Commentaire sur le livre nouvellement édité d'Anselm Jappe

Le nouveau livre d'Anselm Jappe est subdivisé en sept chapitres entre le prologue et une annexe. Dans la brève introduction, l'auteur utilise le mythe d'Erysichton pour offrir un aperçu du sujet de son étude, reliant la faim insatiable du protagoniste - qui dévore même son propre corps - à la situation du capitalisme contemporain.

Jappe introduit deux thèmes centraux et interconnectés pour exposer sa pensée : le fétichisme de la marchandise et le narcissisme. Un système insatiable, qui ne peut arrêter la recherche incessante de plus de valeur, de plus en plus dépendant des productions de masse, en plus de se consommer finit par façonner un sujet que l'auteur qualifie de narcissique.

La personnalité narcissique n'émerge pas avec la société marchande. Il existe plusieurs facteurs objet d'étude de la psychanalyse qui mettent en évidence les causes de la personnalité égocentrique et narcissique. Cependant, il est possible d'établir une relation entre l'affluence de la personnalité aux traits narcissiques à profusion et le développement du système d'échange mercantile.

« Du fétichisme qui règne en ce monde ». Avec ce titre, le premier chapitre cherche à montrer que le germe des caractéristiques qui façonnent « l'homme moderne » était déjà présent dans les idées de plusieurs penseurs depuis le début de ce qu'on peut appeler la société de marché. Entre fétichisme et narcissisme, le lien est direct, se développant en parallèle dans le cours historique de la société capitaliste. Le sujet automatique, en termes marxistes, est la source du narcissisme observé dans la société moderne.

La pensée de Descartes se révèle exemplaire du mouvement en faveur de la montée du moi, de l'individu de plus en plus isolé nourrissant des sentiments d'arrogance par rapport au monde. La séparation du corps et de l'âme, la prévalence de l'esprit humain en tant que créateur séparé du monde ; la soumission voire la négation de ce qui est de l'ordre du sensible – lié à la matière – ; les questions de l'intellect séparé de l'environnement matériel qui l'entoure que l'on retrouve dans la pensée de Descartes illustrent la présence chez les tenants de la pensée moderne d'une certaine hypertrophie du sujet, séparé du monde qui l'entoure.

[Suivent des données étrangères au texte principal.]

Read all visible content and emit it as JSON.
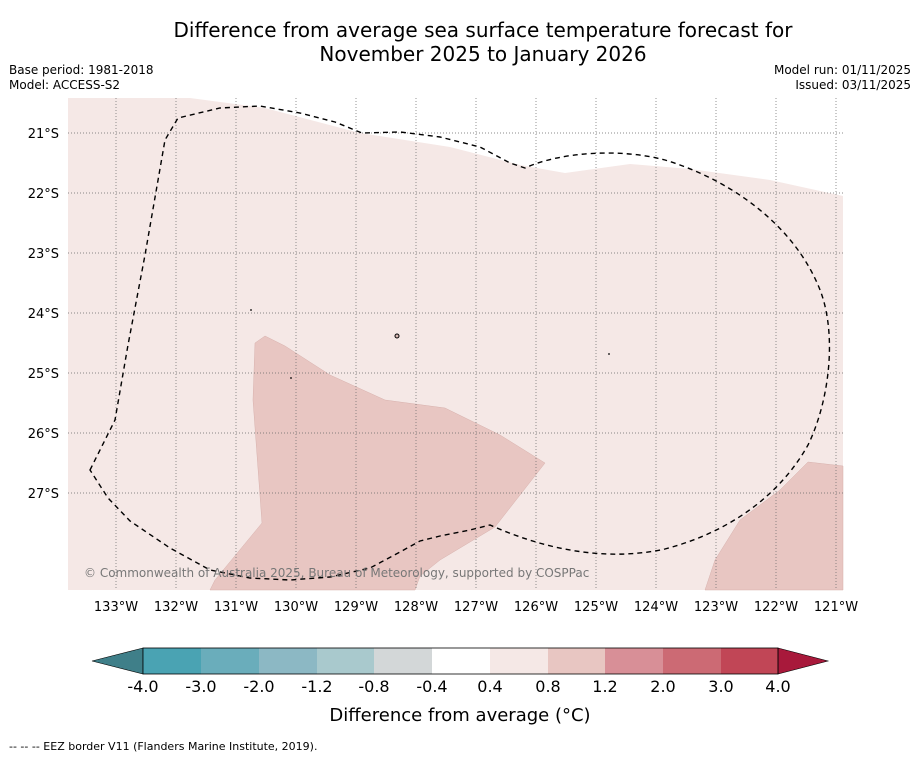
{
  "title": {
    "line1": "Difference from average sea surface temperature forecast for",
    "line2": "November 2025 to January 2026"
  },
  "meta": {
    "base_period": "Base period: 1981-2018",
    "model": "Model: ACCESS-S2",
    "model_run": "Model run: 01/11/2025",
    "issued": "Issued: 03/11/2025"
  },
  "map": {
    "lat_labels": [
      "21°S",
      "22°S",
      "23°S",
      "24°S",
      "25°S",
      "26°S",
      "27°S"
    ],
    "lon_labels": [
      "133°W",
      "132°W",
      "131°W",
      "130°W",
      "129°W",
      "128°W",
      "127°W",
      "126°W",
      "125°W",
      "124°W",
      "123°W",
      "122°W",
      "121°W"
    ],
    "copyright": "© Commonwealth of Australia 2025, Bureau of Meteorology, supported by COSPPac"
  },
  "colorbar": {
    "ticks": [
      "-4.0",
      "-3.0",
      "-2.0",
      "-1.2",
      "-0.8",
      "-0.4",
      "0.4",
      "0.8",
      "1.2",
      "2.0",
      "3.0",
      "4.0"
    ],
    "colors": [
      "#3f7f89",
      "#4aa3b3",
      "#6aadbb",
      "#8cb8c4",
      "#a9c9cd",
      "#d3d7d8",
      "#ffffff",
      "#f5e8e6",
      "#e8c6c2",
      "#d88f97",
      "#cc6a74",
      "#c14656",
      "#a8193b"
    ],
    "label": "Difference from average (°C)"
  },
  "footnote": "--  --  -- EEZ border V11 (Flanders Marine Institute, 2019)."
}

Contrairement aux périodes précédentes où la force de la religion était pratiquement un déterminant de la pensée humaine, le narcissisme implique un individu qui ne se reconnaît pas comme faisant partie du tout, ne s'intègre pas dans l'environnement. Au contraire, l'environnement qui l'entoure doit se soumettre à ses desseins.

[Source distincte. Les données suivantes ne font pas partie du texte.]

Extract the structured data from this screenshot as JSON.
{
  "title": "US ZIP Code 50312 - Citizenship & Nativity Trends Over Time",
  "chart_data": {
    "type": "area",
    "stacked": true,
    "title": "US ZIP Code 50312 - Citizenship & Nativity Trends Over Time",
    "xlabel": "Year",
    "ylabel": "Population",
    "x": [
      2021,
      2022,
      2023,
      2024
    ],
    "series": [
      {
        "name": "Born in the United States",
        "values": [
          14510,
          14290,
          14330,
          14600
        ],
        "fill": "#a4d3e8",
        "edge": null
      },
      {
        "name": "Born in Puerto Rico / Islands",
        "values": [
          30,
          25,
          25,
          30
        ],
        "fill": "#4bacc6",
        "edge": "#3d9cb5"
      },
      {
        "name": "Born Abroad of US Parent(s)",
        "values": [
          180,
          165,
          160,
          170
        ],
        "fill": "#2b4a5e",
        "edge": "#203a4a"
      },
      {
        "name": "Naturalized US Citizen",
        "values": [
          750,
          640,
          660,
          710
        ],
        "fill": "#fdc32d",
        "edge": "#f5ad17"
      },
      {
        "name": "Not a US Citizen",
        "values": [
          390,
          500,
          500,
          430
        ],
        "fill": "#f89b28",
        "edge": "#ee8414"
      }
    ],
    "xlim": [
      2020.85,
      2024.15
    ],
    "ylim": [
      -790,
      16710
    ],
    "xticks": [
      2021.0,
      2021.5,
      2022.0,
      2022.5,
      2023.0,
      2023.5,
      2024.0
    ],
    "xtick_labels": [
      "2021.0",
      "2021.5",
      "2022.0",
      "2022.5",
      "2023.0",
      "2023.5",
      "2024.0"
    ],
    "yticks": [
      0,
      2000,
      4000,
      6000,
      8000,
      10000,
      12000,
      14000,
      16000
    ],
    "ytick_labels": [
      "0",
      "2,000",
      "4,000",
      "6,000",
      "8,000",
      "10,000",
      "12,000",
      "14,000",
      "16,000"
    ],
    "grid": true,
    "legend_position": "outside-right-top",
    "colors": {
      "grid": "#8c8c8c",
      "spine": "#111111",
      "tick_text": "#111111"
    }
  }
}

La négation de l'ordre sensible, de ce qui s'applique aux sens, par opposition à la supériorité de la raison, est également présente dans la pensée de Kant et de Sade. De différentes manières, tous deux opposent rationalité et discipline à un monde dominé par la volonté, par un irrationalisme considéré comme presque animal donné par ce qui est lié à la matière.

Si chez Kant le domaine de l'intellect qui n'est pas contraint par l'environnement est synonyme de liberté, pour Sade la discipline et la maîtrise de soi sont des voies correctes pour arriver à ses fins. La supériorité d'un esprit qui ne s'intègre pas au monde sensible de manière irréfléchie, qui l'évite comme s'il était apparenté à l'animalité, toute cette pensée renvoie à l'élévation du monde de la raison, du recueillement, de l'isolement et de l'abstraction du milieu matériel. Chez Sade, cette absence de monde fait naître le désir de détruire un environnement dépourvu de sens.

 

narcissisme et capitalisme

Le thème du narcissisme a été traité latéralement par Freud, contenant peu de commentaires tout au long de son œuvre. Anselm Jappe reprend plusieurs de ces approches aboutissant à des expositions après 1920 où des distinctions entre « ça », « moi » et « surmoi » ont été faites.

Bref, le narcissisme équivaudrait au sentiment de toute-puissance de l'enfant lié à la mère après la naissance, qui comprend le monde comme soumis à ses désirs. Pour être plus précis, le thème implique des catégories distinctes telles que l'omnipotence et la dépendance. La dépendance naturelle du bébé vis-à-vis de la mère lui a donné une autonomie quasi nulle. En parallèle, il y a un sentiment de toute-puissance, que ce soit du bébé ou dans les soins prénatals de l'être qui satisfait ses besoins sans grands efforts.

A ce moment, le principe de plaisir régnerait en maître. La réalité ultérieure de la séparation et de la confrontation aux défis du monde objectif est posée avec une certaine souffrance. Cependant, cette séparation et cette prise de conscience des malheurs de la vie réelle finissent par apporter une élévation de soi, une complexification de la compréhension de la réalité objective et du développement individuel.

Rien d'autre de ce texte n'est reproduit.